Berita Desa

Mahasiswa KKN Kolaboratif Ajarkan 3R Sampah Melalui Praktik Kerajinan

JEMBER — Sebanyak 13 mahasiswa Kuliah Kerja Nyata (KKN) Kolaboratif dari Universitas Jember (UNEJ), UPN “Veteran” Jawa Timur, dan Sekolah Tinggi Ilmu Administrasi (STIA) Pembangunan Jember mengajarkan pengolahan sampah kepada siswa kelas 5 SDN Tisnogambar 01, Desa Tisnogambar, Jember.

Pembelajaran tersebut mengangkat konsep reduce, reuse, dan recycle (3R) sebagai cara sederhana untuk mengenalkan pengelolaan sampah sejak usia sekolah. Kegiatan tidak hanya dilakukan melalui penyampaian materi, tetapi juga dilanjutkan dengan praktik mengolah sampah menjadi barang yang memiliki nilai guna.

Kegiatan diawali dengan permainan sederhana yang melibatkan siswa. Interaksi tersebut digunakan mahasiswa untuk membangun suasana belajar yang lebih aktif sebelum masuk ke materi utama mengenai sampah.

Mahasiswa kemudian menjelaskan pengertian sampah, jenis-jenis sampah, serta pentingnya mengurangi sampah yang dihasilkan dalam kehidupan sehari-hari. Siswa juga diperkenalkan dengan konsep 3R, yaitu reduce untuk mengurangi penggunaan barang yang berpotensi menjadi sampah, reuse untuk menggunakan kembali barang yang masih layak, dan recycle untuk mengolah sampah menjadi produk baru.

Pada sesi praktik, siswa diminta membawa gelas plastik bekas dari rumah. Bahan tersebut kemudian diolah menjadi hiasan tirai berbentuk bunga. Kegiatan ini diarahkan agar siswa melihat bahwa sampah plastik tidak selalu berakhir sebagai limbah, tetapi dapat dimanfaatkan kembali melalui kreativitas.

Proses pembuatan dilakukan dengan alat dan bahan sederhana, yakni gelas plastik bekas, cat akrilik berwarna merah dan putih, gunting, stapler, serta spidol. Bagian bibir gelas dipotong dan dipisahkan dari bagian bawahnya. Setelah itu, bagian tersebut dibelah menjadi empat dan dibentuk menyerupai kelopak bunga.

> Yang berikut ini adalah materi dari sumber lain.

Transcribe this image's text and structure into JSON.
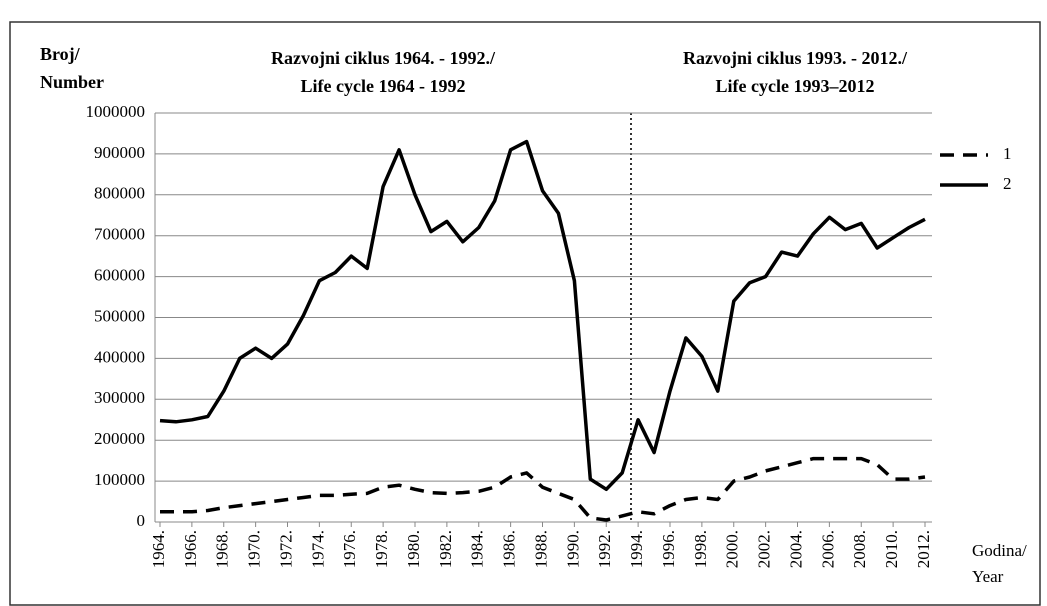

Kelopak kemudian ditekuk hingga terlihat mekar. Setelah beberapa kelopak selesai dibuat, siswa mengecatnya menggunakan cat akrilik. Ketika cat mulai mengering, hasil kerajinan disusun memanjang dan disatukan menggunakan stapler hingga menjadi hiasan tirai.

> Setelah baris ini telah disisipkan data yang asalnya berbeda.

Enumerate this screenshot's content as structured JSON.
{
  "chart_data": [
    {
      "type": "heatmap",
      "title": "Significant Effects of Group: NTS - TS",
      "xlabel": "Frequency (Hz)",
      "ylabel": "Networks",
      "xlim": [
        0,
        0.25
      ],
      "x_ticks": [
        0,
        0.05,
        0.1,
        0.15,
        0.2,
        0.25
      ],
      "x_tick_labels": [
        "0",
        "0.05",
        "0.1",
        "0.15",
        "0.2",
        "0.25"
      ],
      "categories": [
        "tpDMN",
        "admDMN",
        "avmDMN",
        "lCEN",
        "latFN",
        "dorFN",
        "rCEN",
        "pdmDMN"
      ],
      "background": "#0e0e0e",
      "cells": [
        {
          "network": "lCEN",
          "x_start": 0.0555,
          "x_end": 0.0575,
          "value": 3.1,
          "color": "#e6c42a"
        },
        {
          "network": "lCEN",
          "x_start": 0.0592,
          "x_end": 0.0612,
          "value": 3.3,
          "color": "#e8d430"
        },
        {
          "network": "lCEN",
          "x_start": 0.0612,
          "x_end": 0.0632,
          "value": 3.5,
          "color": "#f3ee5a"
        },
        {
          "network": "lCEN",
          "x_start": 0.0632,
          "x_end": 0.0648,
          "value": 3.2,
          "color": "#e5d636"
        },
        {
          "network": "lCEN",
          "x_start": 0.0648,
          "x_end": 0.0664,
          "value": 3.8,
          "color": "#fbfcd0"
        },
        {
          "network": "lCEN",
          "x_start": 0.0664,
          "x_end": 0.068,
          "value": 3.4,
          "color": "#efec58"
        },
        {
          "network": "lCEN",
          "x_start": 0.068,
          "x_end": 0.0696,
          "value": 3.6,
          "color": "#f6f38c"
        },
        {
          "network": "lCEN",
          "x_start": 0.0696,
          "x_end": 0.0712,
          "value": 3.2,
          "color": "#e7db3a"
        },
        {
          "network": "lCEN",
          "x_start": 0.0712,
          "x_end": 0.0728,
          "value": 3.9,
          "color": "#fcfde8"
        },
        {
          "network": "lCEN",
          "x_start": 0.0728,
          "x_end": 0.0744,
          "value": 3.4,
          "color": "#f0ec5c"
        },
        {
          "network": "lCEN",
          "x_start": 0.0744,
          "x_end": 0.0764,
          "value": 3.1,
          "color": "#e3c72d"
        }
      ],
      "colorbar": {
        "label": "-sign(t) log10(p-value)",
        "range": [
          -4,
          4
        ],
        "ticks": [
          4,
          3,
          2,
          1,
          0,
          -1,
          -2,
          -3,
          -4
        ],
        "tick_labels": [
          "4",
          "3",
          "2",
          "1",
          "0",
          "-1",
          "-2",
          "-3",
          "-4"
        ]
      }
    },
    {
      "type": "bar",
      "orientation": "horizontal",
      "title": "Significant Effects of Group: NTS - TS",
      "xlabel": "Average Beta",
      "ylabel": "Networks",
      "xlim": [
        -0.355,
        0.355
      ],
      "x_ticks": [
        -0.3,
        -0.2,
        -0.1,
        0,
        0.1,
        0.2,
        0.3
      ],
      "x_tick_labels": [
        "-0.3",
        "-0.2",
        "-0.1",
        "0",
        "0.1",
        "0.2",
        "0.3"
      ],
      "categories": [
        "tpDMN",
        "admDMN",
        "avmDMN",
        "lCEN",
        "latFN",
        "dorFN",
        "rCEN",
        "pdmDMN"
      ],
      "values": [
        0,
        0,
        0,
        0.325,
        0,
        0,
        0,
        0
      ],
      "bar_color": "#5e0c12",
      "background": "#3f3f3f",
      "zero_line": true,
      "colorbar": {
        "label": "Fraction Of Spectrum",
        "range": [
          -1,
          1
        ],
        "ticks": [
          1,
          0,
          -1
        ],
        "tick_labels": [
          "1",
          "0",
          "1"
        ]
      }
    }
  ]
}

Melalui kegiatan tersebut, siswa tidak hanya memperoleh pengetahuan mengenai pengelolaan sampah, tetapi juga pengalaman mengubah barang bekas menjadi kerajinan. Kegiatan praktik dinilai dapat membuat materi 3R lebih mudah dipahami karena siswa terlibat langsung dalam proses pengolahan.

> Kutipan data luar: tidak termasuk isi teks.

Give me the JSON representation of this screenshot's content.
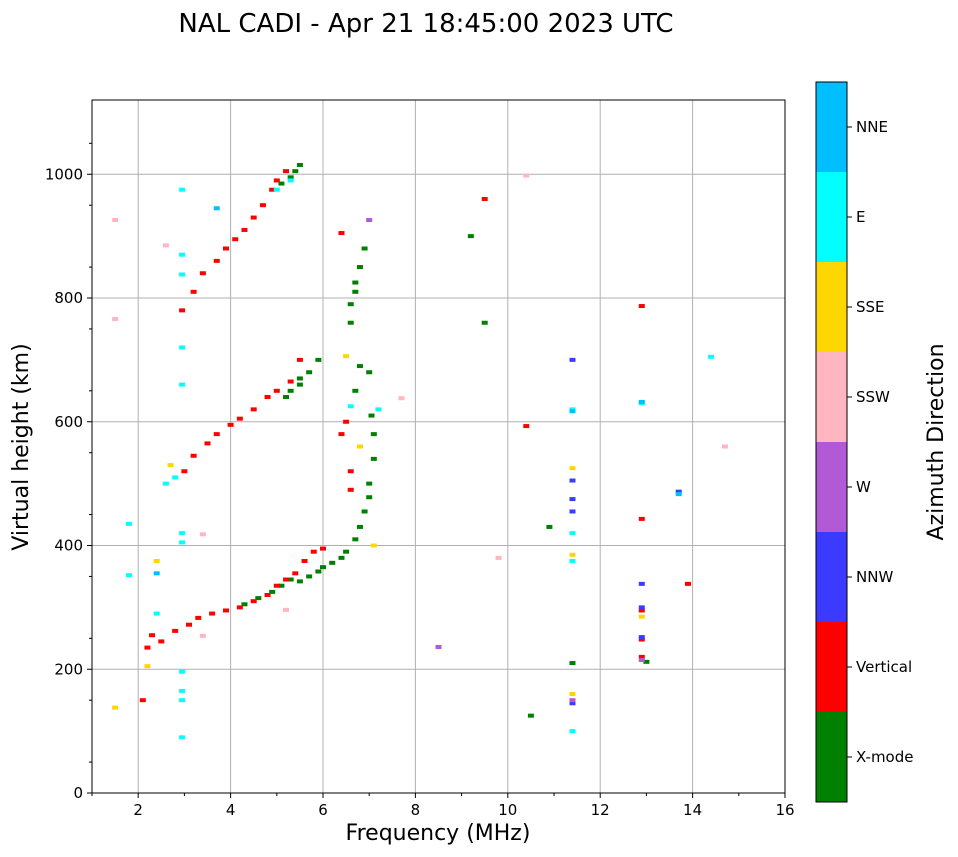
{
  "chart_data": {
    "type": "scatter",
    "title": "NAL CADI - Apr 21 18:45:00 2023 UTC",
    "xlabel": "Frequency (MHz)",
    "ylabel": "Virtual height (km)",
    "xlim": [
      1,
      16
    ],
    "ylim": [
      0,
      1120
    ],
    "xticks": [
      2,
      4,
      6,
      8,
      10,
      12,
      14,
      16
    ],
    "yticks": [
      0,
      200,
      400,
      600,
      800,
      1000
    ],
    "grid": true,
    "colorbar": {
      "title": "Azimuth Direction",
      "categories": [
        {
          "name": "X-mode",
          "color": "#008000"
        },
        {
          "name": "Vertical",
          "color": "#ff0000"
        },
        {
          "name": "NNW",
          "color": "#3b3bff"
        },
        {
          "name": "W",
          "color": "#b259d6"
        },
        {
          "name": "SSW",
          "color": "#ffb6c1"
        },
        {
          "name": "SSE",
          "color": "#ffd700"
        },
        {
          "name": "E",
          "color": "#00ffff"
        },
        {
          "name": "NNE",
          "color": "#00bfff"
        }
      ]
    },
    "series": [
      {
        "name": "X-mode",
        "points": [
          [
            4.3,
            305
          ],
          [
            4.6,
            315
          ],
          [
            4.9,
            325
          ],
          [
            5.1,
            335
          ],
          [
            5.3,
            345
          ],
          [
            5.5,
            342
          ],
          [
            5.7,
            350
          ],
          [
            5.9,
            358
          ],
          [
            6.0,
            365
          ],
          [
            6.2,
            372
          ],
          [
            6.4,
            380
          ],
          [
            6.5,
            390
          ],
          [
            6.7,
            410
          ],
          [
            6.8,
            430
          ],
          [
            6.9,
            455
          ],
          [
            7.0,
            478
          ],
          [
            7.0,
            500
          ],
          [
            7.1,
            540
          ],
          [
            7.1,
            580
          ],
          [
            7.05,
            610
          ],
          [
            6.7,
            650
          ],
          [
            6.8,
            690
          ],
          [
            7.0,
            680
          ],
          [
            5.2,
            640
          ],
          [
            5.3,
            650
          ],
          [
            5.5,
            660
          ],
          [
            5.5,
            670
          ],
          [
            5.7,
            680
          ],
          [
            5.9,
            700
          ],
          [
            6.6,
            760
          ],
          [
            6.6,
            790
          ],
          [
            6.7,
            810
          ],
          [
            6.7,
            825
          ],
          [
            6.8,
            850
          ],
          [
            6.9,
            880
          ],
          [
            5.1,
            985
          ],
          [
            5.3,
            995
          ],
          [
            5.4,
            1005
          ],
          [
            5.5,
            1015
          ],
          [
            9.2,
            900
          ],
          [
            9.5,
            760
          ],
          [
            10.5,
            125
          ],
          [
            10.9,
            430
          ],
          [
            11.4,
            210
          ],
          [
            13.0,
            212
          ]
        ]
      },
      {
        "name": "Vertical",
        "points": [
          [
            2.1,
            150
          ],
          [
            2.2,
            235
          ],
          [
            2.3,
            255
          ],
          [
            2.5,
            245
          ],
          [
            2.8,
            262
          ],
          [
            3.1,
            272
          ],
          [
            3.3,
            283
          ],
          [
            3.6,
            290
          ],
          [
            3.9,
            295
          ],
          [
            4.2,
            300
          ],
          [
            4.5,
            310
          ],
          [
            4.8,
            320
          ],
          [
            5.0,
            335
          ],
          [
            5.2,
            345
          ],
          [
            5.4,
            355
          ],
          [
            5.6,
            375
          ],
          [
            5.8,
            390
          ],
          [
            6.0,
            395
          ],
          [
            3.0,
            520
          ],
          [
            3.2,
            545
          ],
          [
            3.5,
            565
          ],
          [
            3.7,
            580
          ],
          [
            4.0,
            595
          ],
          [
            4.2,
            605
          ],
          [
            4.5,
            620
          ],
          [
            4.8,
            640
          ],
          [
            5.0,
            650
          ],
          [
            5.3,
            665
          ],
          [
            5.5,
            700
          ],
          [
            2.95,
            780
          ],
          [
            3.2,
            810
          ],
          [
            3.4,
            840
          ],
          [
            3.7,
            860
          ],
          [
            3.9,
            880
          ],
          [
            4.1,
            895
          ],
          [
            4.3,
            910
          ],
          [
            4.5,
            930
          ],
          [
            4.7,
            950
          ],
          [
            4.9,
            975
          ],
          [
            5.0,
            990
          ],
          [
            5.2,
            1005
          ],
          [
            6.4,
            905
          ],
          [
            6.6,
            490
          ],
          [
            6.6,
            520
          ],
          [
            6.4,
            580
          ],
          [
            6.5,
            600
          ],
          [
            9.5,
            960
          ],
          [
            10.4,
            593
          ],
          [
            12.9,
            787
          ],
          [
            12.9,
            443
          ],
          [
            12.9,
            295
          ],
          [
            12.9,
            248
          ],
          [
            12.9,
            220
          ],
          [
            13.9,
            338
          ]
        ]
      },
      {
        "name": "NNW",
        "points": [
          [
            11.4,
            700
          ],
          [
            11.4,
            505
          ],
          [
            11.4,
            475
          ],
          [
            11.4,
            455
          ],
          [
            11.4,
            145
          ],
          [
            12.9,
            338
          ],
          [
            12.9,
            300
          ],
          [
            12.9,
            252
          ],
          [
            13.7,
            487
          ]
        ]
      },
      {
        "name": "W",
        "points": [
          [
            7.0,
            926
          ],
          [
            8.5,
            236
          ],
          [
            11.4,
            150
          ],
          [
            12.9,
            215
          ]
        ]
      },
      {
        "name": "SSW",
        "points": [
          [
            1.5,
            926
          ],
          [
            1.5,
            766
          ],
          [
            2.6,
            885
          ],
          [
            3.4,
            418
          ],
          [
            3.4,
            254
          ],
          [
            5.2,
            296
          ],
          [
            7.7,
            638
          ],
          [
            9.8,
            380
          ],
          [
            10.4,
            998
          ],
          [
            14.7,
            560
          ]
        ]
      },
      {
        "name": "SSE",
        "points": [
          [
            1.5,
            138
          ],
          [
            2.2,
            205
          ],
          [
            2.4,
            375
          ],
          [
            2.7,
            530
          ],
          [
            6.5,
            706
          ],
          [
            6.8,
            560
          ],
          [
            7.1,
            400
          ],
          [
            11.4,
            525
          ],
          [
            11.4,
            385
          ],
          [
            11.4,
            160
          ],
          [
            12.9,
            285
          ]
        ]
      },
      {
        "name": "E",
        "points": [
          [
            1.8,
            435
          ],
          [
            1.8,
            352
          ],
          [
            2.4,
            290
          ],
          [
            2.6,
            500
          ],
          [
            2.8,
            510
          ],
          [
            2.95,
            975
          ],
          [
            2.95,
            870
          ],
          [
            2.95,
            838
          ],
          [
            2.95,
            720
          ],
          [
            2.95,
            660
          ],
          [
            2.95,
            420
          ],
          [
            2.95,
            405
          ],
          [
            2.95,
            196
          ],
          [
            2.95,
            165
          ],
          [
            2.95,
            150
          ],
          [
            2.95,
            90
          ],
          [
            5.0,
            975
          ],
          [
            5.3,
            990
          ],
          [
            6.6,
            625
          ],
          [
            7.2,
            620
          ],
          [
            11.4,
            620
          ],
          [
            11.4,
            420
          ],
          [
            11.4,
            375
          ],
          [
            11.4,
            100
          ],
          [
            12.9,
            630
          ],
          [
            14.4,
            705
          ]
        ]
      },
      {
        "name": "NNE",
        "points": [
          [
            3.7,
            945
          ],
          [
            2.4,
            355
          ],
          [
            11.4,
            617
          ],
          [
            12.9,
            632
          ],
          [
            13.7,
            483
          ]
        ]
      }
    ]
  }
}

Program ini juga selaras dengan Tujuan Pembangunan Berkelanjutan atau Sustainable Development Goals (SDGs), khususnya SDG 4 tentang pendidikan berkualitas dan SDG 12 tentang konsumsi dan produksi yang bertanggung jawab. Edukasi mengenai sampah sejak sekolah dasar diharapkan dapat membentuk kebiasaan untuk mengurangi dan memanfaatkan kembali sampah dalam kehidupan sehari-hari.

Bagi mahasiswa KKN, kegiatan tersebut sekaligus menjadi bentuk kontribusi dalam membangun kesadaran lingkungan melalui pendekatan pendidikan. Pesan yang dibawa sederhana yaitu pengelolaan sampah tidak harus dimulai dari sesuatu yang besar, tetapi dapat dilakukan melalui kebiasaan kecil dan kreativitas dari barang yang ada di sekitar. (bag)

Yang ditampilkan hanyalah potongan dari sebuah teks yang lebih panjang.